Following is an excerpt from the [mail archive|https://www.mail-archive.com/[email protected]/msg08758.html] that talks about Watermarks but I have a couple of questions still. The following is the example quoted.:

Assume you have a BoundedOutOfOrdernessTimestampExtractor with a 2 minute bound and a 10 minute tumbling window that starts at 12:00 and ends at 12:10:

If you have the following stream sequence:

12:01, A
12:04, B
WM, 12:02 // 12:04 - 2 minutes
12:02, C
12:08, D
12:14, E
WM, 12:12
12:16, F
WM, 12:14 // 12:16 - 2 minutes
12:09, G

no allowed lateness

The window operator forwards the logical time to 12:12 when it receives <WM, 12:12> and evaluates the window which contains [A, B, C, D] at this time and finally purges its state. <12:09, G> is later ignored.

allowed lateness of 3 minutes

The window operator evaluates the window when <WM, 12:12> is received, but its state is not purged yet. The state is purged when <WM, 12:14> is received (window fire time 12:10 + 3mins allowed lateness). <12:09, G> is again ignored.

allowed lateness of 5 minutes

The window operator evaluates the window when <WM, 12:12> is received, but its state is not purged yet. When <12:09, G> is received, the window is again evaluated but this time with [A, B, C, D, G] and an update is sent out. The state is purged when a watermark of >= 12:15 is received.

As I understand:

  1. A watermark is supposed to tell that any element that arrives with an event timestamp less than that of the watermark will be dropped. So a watermark of 12:02 means that Flink has seen all that it had to see till event time 12:02. Any element having an event timesatamp lesser than this watermark e.g. 12:01 would be dropped.
  2. The concept of Allowed lateness applies only after the last watermark that marks the end of a window

My questions based on the understanding:

  1. How is message "12:02,C" being entertained considering Flink, with the previous watermark (WM, 12:02), has already said "I have seen everything till event time 12:02"?
  2. I have tweaked the stream sequence and inserted another record 12:01,CCC at a point as shown below in bold in the stream sequence.

If you have the following stream sequence:

12:01, A
12:04, B
WM, 12:02 // 12:04 - 2 minutes
12:02, C
 12:01, CCC // Inserted by Sheel
12:08, D
12:14, E
WM, 12:12
12:16, F
WM, 12:14 // 12:16 - 2 minutes
12:09, G

This is still in the 12:00-12:10 window but behind the watermark WM, 12:02. Lets say the allowed lateness is 5 mins.
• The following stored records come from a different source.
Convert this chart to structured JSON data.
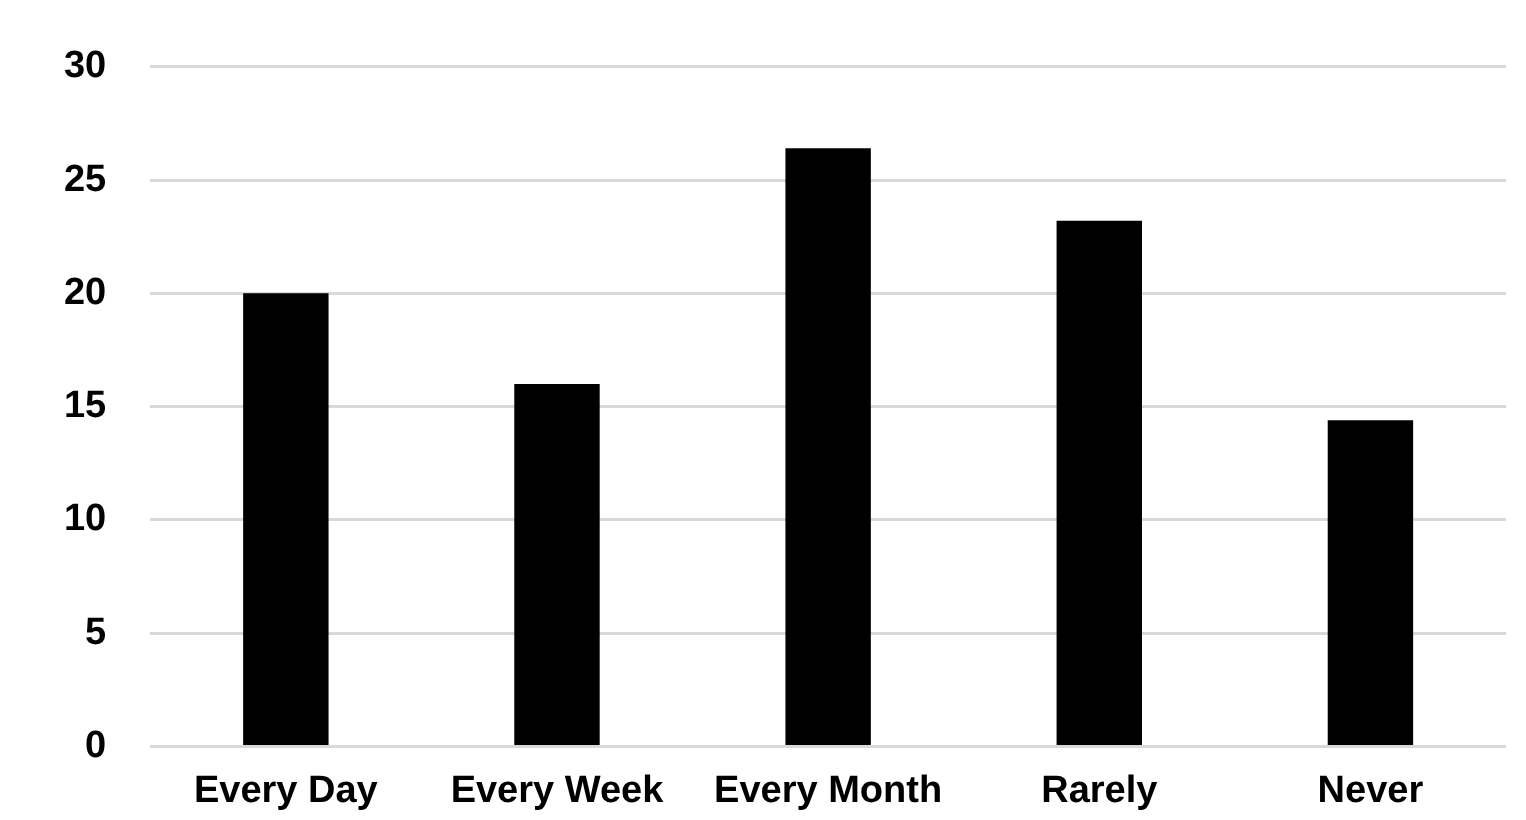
{
  "chart_data": {
    "type": "bar",
    "categories": [
      "Every Day",
      "Every Week",
      "Every Month",
      "Rarely",
      "Never"
    ],
    "values": [
      20,
      16,
      26.4,
      23.2,
      14.4
    ],
    "color": "#000000",
    "ylim": [
      0,
      30
    ],
    "yticks": [
      0,
      5,
      10,
      15,
      20,
      25,
      30
    ],
    "grid": "y"
  }
}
Will this record be accepted "somehow" bringing in the allowed lateness into picture or would this be dropped considering the watermark 12:02 has already crossed?

1

1 Answers

4
votes

The Watermarks control the lifetime of a window but not directly whether a record is dropped or not. When Flink's WindowOperator receives a new record, it will calculate the set of windows it falls into. If this set contains at least one active window, meaning that there is no watermark with a higher value than the window's end time + allowed lateness, the record will be assigned to this window and will become part of the window computation (even if the record's timestamp is lower than the last seen watermark). Hence, one could say that windows reduce the resolution of watermarks with respect to the individual records.

In your case, this means that both C and CCC will become part of the window 12:00 - 12:10 since the system hasn't seen a Watermark with >= 12:10, yet.